Pour ce qui est de la tour D2, l’agilité de ses espaces va permettre à tout un chacun de participer à ce nouveau bien-être au travail. reste cette vision pour l’avenir : le vivre-ensemble dessinera des espaces intérieurs et extérieurs propres à la rencontre par le biais de jardins partagés, de tiers lieux, d’espaces associatifs, de lieux de formation ou bien encore de cafés culturels ou de cafés vélos. sous le terme de « vivre-ensemble » on réintroduira la nature et le vivant dans la ville et l’architecture.

 

Issu d’une lignée de grands architectes, Anthony-Emmanuel Béchu dirige l’Agence Béchu & Associés, qui a signé nombre de réalisations marquantes telles que la rénovation de l’Hôtel-Dieu à Marseille, de la cité Bergère, de l’Hôtel d’Évreux, du cirque d’Hiver et de l’Olympia à Paris.

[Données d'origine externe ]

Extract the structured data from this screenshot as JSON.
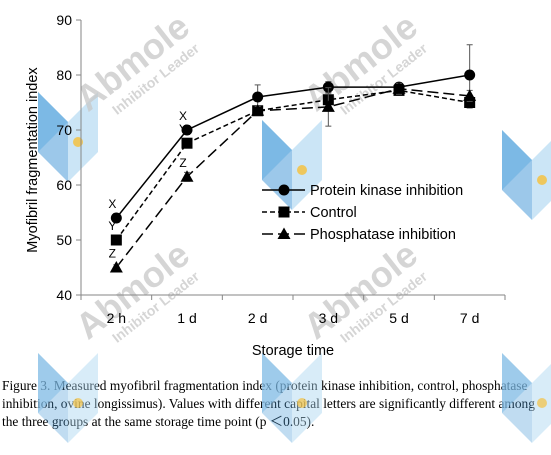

Présent dans les pays arabes, en Afrique et en Asie, Anthony-Emmanuel Béchu a notamment construit l’École des élites chinoises — l’équivalent de l’ENA— à Shanghai, il a redessiné les portes et les canaux du cœur historique de la ville de Pingyao, dans la province de Shanxi, et s’est permis la fantaisie esthétique de construire, au centre de la Chine, un château de style classique français en pierres venues de France. Militant de la biodiversité dans la ville et des concepts puisés dans l’observation de la nature, il a conçu la tour D2, à La Défense, réalisation d’un genre révolutionnaire.